My setup: cluster of 3 machines with HLF 2.3.0 (but tested also with 2.2.0), on each machine 1 orderer, 1 peer, 1 ca. Peer belongs to the same organization.
Both orderers and peers have a leader and peer's leader sends blocks to others via gossip protocol.
This same cluster was correctly working in 1.4.3 and never reported such kind of issues.
I have a data uploader which constantly sends data to the blockchain.
It seems that when the operation number is high and a lot of performances are needed, the follower peers are not able to receive new blocks from the leader and they get misaligned.
On peer2, which is follower, I read on the log:
- *19:10:16:367 UTC [gossip.state] func1 -> WARN 543f3[0m Block  received from gossip wasn't added to payload buffer: Ledger height is at 765398, cannot enqueue block with sequence of 765420*
- Suddenly after, block 765398 is received and the peer re-start aligning himself, but he already collected a lot of blocks, so he start validating them, until:
- Block 765415 is correctly added:
*[34m2020-12-09 19:10:22.086 UTC [kvledger] commit -> INFO 54a1e[0m [cbichannel] Committed block  with 9 transaction(s) in 25ms (state_validation=1ms block_and_pvtdata_commit=18ms state_commit=3ms) commitHash=[7f27a8efafa07825bbef57b94d17bff9d45c9675746749802c2d38d7679acfe4]*
- But suddenly after, I start receiving this error again:
*[33m2020-12-09 19:10:22.169 UTC [gossip.state] func1 -> WARN 54a1f[0m Block  received from gossip wasn't added to payload buffer: Ledger height is at 765416, cannot enqueue block with sequence of 765440*
- From now on, the ledger heigth is 765416 (last block received is 765415) and the peer is not able to enqueue more blocks, even if it is receiving them.

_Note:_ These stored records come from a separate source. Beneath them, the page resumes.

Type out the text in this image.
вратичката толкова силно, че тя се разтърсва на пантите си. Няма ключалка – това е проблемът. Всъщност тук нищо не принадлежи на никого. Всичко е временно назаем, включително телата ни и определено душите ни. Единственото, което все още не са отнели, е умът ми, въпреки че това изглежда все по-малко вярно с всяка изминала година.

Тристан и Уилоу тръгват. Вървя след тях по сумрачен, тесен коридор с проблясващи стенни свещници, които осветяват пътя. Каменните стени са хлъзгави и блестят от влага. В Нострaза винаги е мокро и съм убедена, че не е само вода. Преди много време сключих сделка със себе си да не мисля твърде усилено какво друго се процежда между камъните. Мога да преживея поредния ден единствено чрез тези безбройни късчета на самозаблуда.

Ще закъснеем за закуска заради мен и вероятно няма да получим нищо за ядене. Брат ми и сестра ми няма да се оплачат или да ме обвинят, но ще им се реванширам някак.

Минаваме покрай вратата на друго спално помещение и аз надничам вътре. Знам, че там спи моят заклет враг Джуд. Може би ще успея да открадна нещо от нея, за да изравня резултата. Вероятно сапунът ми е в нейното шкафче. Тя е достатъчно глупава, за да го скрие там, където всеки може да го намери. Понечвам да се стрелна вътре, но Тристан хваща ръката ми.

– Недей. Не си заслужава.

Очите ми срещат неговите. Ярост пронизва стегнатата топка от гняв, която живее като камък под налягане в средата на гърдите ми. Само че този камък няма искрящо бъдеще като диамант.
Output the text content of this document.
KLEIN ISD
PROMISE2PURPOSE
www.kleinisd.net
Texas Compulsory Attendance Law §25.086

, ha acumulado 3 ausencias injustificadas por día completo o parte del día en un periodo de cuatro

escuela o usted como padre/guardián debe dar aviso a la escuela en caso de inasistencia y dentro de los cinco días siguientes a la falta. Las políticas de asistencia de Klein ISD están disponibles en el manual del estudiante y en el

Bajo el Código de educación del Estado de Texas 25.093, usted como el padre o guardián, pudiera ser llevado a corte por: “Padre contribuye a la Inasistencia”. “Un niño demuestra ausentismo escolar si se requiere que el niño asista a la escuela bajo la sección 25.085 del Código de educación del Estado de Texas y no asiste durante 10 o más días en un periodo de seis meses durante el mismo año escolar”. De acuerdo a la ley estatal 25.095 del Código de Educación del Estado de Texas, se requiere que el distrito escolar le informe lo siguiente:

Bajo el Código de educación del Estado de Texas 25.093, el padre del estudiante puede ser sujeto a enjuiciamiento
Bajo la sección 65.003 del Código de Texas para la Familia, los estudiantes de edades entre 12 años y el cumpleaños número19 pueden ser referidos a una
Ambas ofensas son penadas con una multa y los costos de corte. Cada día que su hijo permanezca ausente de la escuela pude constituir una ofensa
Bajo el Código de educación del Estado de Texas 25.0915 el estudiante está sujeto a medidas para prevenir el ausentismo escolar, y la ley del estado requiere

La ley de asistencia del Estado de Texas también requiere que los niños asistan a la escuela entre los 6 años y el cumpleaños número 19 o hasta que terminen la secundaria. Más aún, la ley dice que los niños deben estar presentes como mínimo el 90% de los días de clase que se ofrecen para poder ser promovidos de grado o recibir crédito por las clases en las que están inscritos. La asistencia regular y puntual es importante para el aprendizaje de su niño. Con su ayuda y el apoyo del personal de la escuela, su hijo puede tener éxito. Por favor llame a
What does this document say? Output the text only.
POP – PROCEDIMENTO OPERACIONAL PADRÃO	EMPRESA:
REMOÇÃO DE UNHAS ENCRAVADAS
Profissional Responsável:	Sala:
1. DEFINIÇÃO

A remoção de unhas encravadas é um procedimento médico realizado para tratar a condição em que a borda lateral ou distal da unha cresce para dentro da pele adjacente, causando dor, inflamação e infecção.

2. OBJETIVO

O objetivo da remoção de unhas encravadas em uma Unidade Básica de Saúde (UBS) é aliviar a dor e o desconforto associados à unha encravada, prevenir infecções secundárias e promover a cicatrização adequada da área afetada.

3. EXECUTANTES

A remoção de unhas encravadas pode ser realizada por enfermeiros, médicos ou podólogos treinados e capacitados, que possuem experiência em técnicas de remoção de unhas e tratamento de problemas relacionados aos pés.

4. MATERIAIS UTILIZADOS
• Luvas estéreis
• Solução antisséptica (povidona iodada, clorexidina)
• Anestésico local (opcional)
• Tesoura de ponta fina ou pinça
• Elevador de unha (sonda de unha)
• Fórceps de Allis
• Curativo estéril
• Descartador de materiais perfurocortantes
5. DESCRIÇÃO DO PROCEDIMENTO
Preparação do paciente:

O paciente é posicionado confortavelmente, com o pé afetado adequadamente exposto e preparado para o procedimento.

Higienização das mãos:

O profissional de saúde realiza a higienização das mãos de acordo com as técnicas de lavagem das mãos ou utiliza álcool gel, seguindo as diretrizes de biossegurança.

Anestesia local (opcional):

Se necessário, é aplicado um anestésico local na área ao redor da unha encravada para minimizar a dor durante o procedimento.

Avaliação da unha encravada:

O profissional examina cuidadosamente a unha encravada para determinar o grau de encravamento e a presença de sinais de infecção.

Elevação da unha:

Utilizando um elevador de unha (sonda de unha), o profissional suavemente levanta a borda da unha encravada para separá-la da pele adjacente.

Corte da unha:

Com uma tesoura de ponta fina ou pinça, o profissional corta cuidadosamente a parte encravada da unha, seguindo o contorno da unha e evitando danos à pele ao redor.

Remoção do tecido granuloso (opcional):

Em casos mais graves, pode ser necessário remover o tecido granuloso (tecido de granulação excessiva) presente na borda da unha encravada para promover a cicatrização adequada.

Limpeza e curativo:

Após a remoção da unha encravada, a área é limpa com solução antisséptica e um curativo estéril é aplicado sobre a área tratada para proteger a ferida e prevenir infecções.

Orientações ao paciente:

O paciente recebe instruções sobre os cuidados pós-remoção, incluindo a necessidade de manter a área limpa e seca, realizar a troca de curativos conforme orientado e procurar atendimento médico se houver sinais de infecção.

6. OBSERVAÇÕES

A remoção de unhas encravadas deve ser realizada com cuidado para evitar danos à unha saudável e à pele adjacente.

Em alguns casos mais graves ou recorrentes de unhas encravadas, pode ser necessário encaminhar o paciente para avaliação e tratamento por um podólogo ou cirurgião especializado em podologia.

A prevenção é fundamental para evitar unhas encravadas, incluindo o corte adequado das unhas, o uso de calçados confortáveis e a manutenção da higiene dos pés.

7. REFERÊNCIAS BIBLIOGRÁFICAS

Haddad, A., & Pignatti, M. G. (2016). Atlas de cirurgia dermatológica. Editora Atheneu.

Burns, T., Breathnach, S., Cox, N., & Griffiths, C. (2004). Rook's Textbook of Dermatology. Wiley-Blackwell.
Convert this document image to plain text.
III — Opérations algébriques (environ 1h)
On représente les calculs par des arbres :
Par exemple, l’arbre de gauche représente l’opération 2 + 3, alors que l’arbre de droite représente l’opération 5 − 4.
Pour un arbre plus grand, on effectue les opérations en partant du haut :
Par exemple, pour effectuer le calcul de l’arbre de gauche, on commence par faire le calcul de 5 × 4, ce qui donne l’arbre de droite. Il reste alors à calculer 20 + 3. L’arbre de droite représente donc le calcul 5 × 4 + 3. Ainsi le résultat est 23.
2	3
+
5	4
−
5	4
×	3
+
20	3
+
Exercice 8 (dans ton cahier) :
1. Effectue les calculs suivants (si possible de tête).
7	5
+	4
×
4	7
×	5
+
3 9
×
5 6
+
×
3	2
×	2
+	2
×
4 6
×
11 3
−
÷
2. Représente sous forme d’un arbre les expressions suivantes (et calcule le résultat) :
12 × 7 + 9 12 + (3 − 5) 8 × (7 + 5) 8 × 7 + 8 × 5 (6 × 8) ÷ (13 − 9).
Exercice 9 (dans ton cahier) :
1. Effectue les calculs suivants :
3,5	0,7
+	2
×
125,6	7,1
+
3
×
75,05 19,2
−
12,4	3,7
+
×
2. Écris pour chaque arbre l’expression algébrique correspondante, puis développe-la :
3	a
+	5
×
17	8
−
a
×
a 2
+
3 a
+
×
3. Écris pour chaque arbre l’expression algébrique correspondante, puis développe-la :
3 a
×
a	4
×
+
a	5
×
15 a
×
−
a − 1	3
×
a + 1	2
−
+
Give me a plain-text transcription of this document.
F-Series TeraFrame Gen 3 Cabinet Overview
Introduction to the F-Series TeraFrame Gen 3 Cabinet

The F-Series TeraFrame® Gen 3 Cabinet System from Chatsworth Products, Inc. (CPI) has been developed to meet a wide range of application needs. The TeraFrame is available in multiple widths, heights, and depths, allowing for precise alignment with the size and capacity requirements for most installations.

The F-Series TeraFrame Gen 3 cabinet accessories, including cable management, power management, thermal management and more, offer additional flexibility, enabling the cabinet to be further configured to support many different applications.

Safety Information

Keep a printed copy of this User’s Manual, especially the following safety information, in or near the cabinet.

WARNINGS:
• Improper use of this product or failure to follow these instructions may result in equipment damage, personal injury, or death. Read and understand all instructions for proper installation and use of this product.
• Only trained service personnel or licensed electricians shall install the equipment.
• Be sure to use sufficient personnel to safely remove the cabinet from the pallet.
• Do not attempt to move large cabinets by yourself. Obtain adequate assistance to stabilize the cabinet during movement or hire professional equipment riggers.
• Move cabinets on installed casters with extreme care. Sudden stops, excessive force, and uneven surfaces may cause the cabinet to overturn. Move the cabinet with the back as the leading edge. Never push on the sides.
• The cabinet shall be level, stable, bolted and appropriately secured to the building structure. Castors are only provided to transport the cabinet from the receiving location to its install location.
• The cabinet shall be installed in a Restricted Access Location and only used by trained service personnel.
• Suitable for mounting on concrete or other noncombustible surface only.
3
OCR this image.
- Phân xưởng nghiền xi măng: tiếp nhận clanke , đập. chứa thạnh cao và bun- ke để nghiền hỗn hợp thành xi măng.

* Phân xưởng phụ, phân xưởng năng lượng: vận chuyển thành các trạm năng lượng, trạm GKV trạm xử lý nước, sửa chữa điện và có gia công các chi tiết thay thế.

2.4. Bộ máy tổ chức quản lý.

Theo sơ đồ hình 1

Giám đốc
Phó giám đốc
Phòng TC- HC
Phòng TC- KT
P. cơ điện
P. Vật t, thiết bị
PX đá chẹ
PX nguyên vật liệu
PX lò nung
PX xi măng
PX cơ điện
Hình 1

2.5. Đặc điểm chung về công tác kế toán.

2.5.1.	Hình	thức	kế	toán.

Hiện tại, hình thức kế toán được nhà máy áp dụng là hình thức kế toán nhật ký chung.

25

- For example, 20 minutes after, I am more than 400 blocks higher on the peer leader:
*[33m2020-12-09 19:39:30.803 UTC [gossip.state] func1 -> WARN 5d1f3[0m Block  received from gossip wasn't added to payload buffer: Ledger height is at 765416, cannot enqueue block with sequence of 770947*
- If I look for block 765416 on the logs, of course I cannot find the point where it does receive the block, while 417-418 are correctly received but cannot be added due to ledger height (because 765416 is missing). It is clear that a block is missing somehow and the peer is not able to recover it.
- In this case I just miss 1 block, but I also experienced casistics where more than 1 block was missing
The only manual fix I found was to stop all the peers and restart as first the one misaligned. In this way it gets aligned by orderers. After that, if I have another peer misaligned, I turn down the one just aligned and I do the same thing with the other. Once they are all aligned, I can bring up all the peers again. Of course this is a manual fix and cannot be a production operation.
I had this same cluster and data throughput in 1.4.3 and never had this kind of issues. It seems like a performance issue due to recent versions of HLF. Did anyone notice this bug or is it planned to be fixed?